Today’s agenda-driven filmmakers just don’t have the artistic maturity and self-confidence to do that and instead build their messaging on straight, thudding, two by four across the head politics. There’s no one working anymore who seems anywhere near capable of crafting a “China Syndrome,” “Norma Rae,” “Coming Home,” “Silkwood” or “M*A*S*H.” The last truly great politically liberal film was Tim Robbins’ “Dead Man Walking” in 1995, the last universally appealing one was John Travolta’s “A Civil Action” in 1998 and the last effective one was “Brokeback Mountain” in 2005.
The films of the 1970s were an interesting transition period, after the New Left had seized control of Hollywood from the old moguls, the men who founded the industry, but while some of the craftsmen from the earlier era were still around and eager to work. Plus, films still had to compete for the dollars of mainstream American audiences with relatively diverse points of view. Increasingly in recent years, the ability to bury political themes in the subtext of a story had gone out the window, and both sides began producing overt agitprop. The left began doing this once Michael Moore demonstrated how to relatively cheap documentaries to the Blue States; the right after The Passion became a surprise monster hit.
As I wrote in October of 2008, after being disappointed by An American Carol, a film I very much wanted to love, and responding to Roger L. Simon’s critique of both it, and Oliver Stone’s W, “Political Movies: It’s the Quality, Stupid:”
Want really sinks both movies is the desire to produce agitprop, to tell an overtly political story. I hope that there are many more conservative movies–both to compete in the marketplace of ideas, and to reduce the near-monopoly that the left currently has on moviemaking. But I’d like to see them evolve to the point where their politics are subordinate to a good story, instead of vice-versa, as An American Carol seemed to me when I watched it in rough cut form at the Republican National Convention in late August.

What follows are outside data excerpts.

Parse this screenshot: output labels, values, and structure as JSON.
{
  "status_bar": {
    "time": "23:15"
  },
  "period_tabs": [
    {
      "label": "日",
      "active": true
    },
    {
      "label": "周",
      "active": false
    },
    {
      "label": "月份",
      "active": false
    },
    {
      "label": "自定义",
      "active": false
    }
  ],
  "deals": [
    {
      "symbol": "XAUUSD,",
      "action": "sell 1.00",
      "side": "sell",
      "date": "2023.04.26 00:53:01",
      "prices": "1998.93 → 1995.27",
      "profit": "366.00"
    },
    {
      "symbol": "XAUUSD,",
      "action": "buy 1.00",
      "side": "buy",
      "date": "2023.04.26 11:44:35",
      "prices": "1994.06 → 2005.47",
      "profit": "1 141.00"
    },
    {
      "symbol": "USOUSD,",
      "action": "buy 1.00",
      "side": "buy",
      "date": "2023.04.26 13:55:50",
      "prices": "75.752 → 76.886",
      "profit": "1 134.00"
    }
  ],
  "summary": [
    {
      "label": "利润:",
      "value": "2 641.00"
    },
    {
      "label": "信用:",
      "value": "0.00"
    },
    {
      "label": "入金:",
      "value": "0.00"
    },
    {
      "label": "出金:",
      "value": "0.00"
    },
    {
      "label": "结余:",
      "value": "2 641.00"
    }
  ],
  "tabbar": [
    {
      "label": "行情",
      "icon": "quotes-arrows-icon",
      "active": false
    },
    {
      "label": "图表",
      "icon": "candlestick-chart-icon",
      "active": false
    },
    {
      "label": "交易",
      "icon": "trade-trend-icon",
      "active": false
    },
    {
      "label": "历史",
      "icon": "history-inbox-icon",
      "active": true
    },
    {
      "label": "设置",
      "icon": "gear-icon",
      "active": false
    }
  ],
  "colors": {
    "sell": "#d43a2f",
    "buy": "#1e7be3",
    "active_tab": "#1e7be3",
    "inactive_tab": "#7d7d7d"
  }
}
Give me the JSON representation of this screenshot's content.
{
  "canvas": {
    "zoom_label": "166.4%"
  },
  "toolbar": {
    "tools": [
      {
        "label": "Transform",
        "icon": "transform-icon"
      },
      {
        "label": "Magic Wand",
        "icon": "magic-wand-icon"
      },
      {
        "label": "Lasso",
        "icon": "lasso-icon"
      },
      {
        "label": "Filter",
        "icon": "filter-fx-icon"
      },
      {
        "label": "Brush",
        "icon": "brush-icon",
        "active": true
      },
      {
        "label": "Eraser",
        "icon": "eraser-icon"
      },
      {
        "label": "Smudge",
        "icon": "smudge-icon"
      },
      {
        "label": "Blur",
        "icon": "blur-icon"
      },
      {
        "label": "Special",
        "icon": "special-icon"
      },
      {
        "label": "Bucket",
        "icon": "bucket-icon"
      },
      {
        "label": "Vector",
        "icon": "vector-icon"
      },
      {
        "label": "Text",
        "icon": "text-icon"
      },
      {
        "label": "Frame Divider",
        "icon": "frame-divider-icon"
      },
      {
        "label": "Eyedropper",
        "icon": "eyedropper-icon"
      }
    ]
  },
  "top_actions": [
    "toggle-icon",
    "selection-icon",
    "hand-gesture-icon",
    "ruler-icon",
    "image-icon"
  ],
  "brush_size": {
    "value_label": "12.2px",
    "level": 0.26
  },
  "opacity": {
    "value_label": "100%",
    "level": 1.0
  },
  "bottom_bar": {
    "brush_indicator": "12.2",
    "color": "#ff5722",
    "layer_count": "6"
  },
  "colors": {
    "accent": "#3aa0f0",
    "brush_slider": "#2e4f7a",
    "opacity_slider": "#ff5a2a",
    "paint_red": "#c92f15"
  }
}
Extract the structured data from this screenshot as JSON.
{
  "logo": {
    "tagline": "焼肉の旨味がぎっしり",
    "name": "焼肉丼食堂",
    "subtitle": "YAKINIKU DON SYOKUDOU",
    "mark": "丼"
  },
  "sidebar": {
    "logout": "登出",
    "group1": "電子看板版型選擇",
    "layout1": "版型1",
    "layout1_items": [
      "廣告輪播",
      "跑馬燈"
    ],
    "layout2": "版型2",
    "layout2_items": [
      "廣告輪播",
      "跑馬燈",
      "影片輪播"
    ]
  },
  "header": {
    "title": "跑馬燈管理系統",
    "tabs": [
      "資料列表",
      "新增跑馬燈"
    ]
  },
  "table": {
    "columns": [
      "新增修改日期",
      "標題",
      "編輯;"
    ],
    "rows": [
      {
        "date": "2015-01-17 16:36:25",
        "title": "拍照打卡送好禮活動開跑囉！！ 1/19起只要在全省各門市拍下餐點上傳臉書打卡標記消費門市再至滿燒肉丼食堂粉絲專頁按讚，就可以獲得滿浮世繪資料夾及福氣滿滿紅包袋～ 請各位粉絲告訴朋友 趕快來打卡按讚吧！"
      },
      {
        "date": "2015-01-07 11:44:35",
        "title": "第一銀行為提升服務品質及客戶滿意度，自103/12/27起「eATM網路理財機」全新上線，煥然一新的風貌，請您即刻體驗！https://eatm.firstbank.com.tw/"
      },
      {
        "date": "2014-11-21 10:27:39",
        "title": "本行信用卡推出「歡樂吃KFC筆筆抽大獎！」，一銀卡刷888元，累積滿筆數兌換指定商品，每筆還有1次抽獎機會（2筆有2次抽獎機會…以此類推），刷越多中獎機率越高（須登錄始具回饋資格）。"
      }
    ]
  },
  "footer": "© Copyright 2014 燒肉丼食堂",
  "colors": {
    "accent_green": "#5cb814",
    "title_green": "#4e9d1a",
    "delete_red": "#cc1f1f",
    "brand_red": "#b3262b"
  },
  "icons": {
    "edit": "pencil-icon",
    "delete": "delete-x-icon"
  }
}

I had hoped that some of the flaws that were evident in this pre-release version would have been reduced in the final tweaking before the film hit the theaters, but it appears that that didn’t occur. (You can hear the segment featuring Roger, Glenn Reynolds and myself interviewing those associated with the movie from an early September edition of PJM Political.)
Budding filmmakers on the right could learn much from the lefties of the 1950s, who were forced, because of the Hays office, to bury the more subversive elements of their films. Which worked in their favor–it produced infinitely more enjoyable movies than say, the World War II-era Mission To Moscow, arguably the most extreme example of leftwing agitprop to emerge from the Golden Era of Hollywood. As I wrote last year:
In the 1950s and up until the mid-1960s, it was possible to sneak all sorts of leftwing ideas into films by burying them deep into the subtext of the shooting script. Did you think that The Hustler was merely a film about a down-on-his-luck pool bum brilliantly played by Paul Newman? So did I–until I listened to the audio commentary on the DVD, and discovered that it was a film about the Blacklist. (Hey, if you say so, guys.) Similarly, on one level, it’s possible to argue that The Manchurian Candidate is a leftwing fantasy concerning the assassination of Joseph McCarthy, but the film’s incredible pacing, plot twists, and eye-popping cinematography help to soft-sell that it’s yet another anti-McCarthy movie. And from the same era, while Dr. Strangelove is obviously an anti-military/anti-Cold War film, its Swiftian absurdity and brilliant screenwriting, and pox-on-both-sides message makes it all go down remarkably smooth.
There was less need for this once the G/PG/R/X rating system replaced the Hays Office. (Which had a variety of unforeseen consequences.) But the craftsmanship built up over several decades of moviemaking still showed through in numerous films in the post-Hays, post-Bonnie & Clyde , pre-Star Wars late 1960s and 1970s.
And speaking of the latter, it’s a textbook example of a filmmaker employing exactly the methods I describe above to produce what turned out to be a staggeringly commercially successful movie.
As I said, budding conservative filmmakers could learn much from this period.
Oh, and speaking of agitpropumentaries, Hollywood is apparently about to begin production on a documentary about Rachel Carson of Silent Spring fame.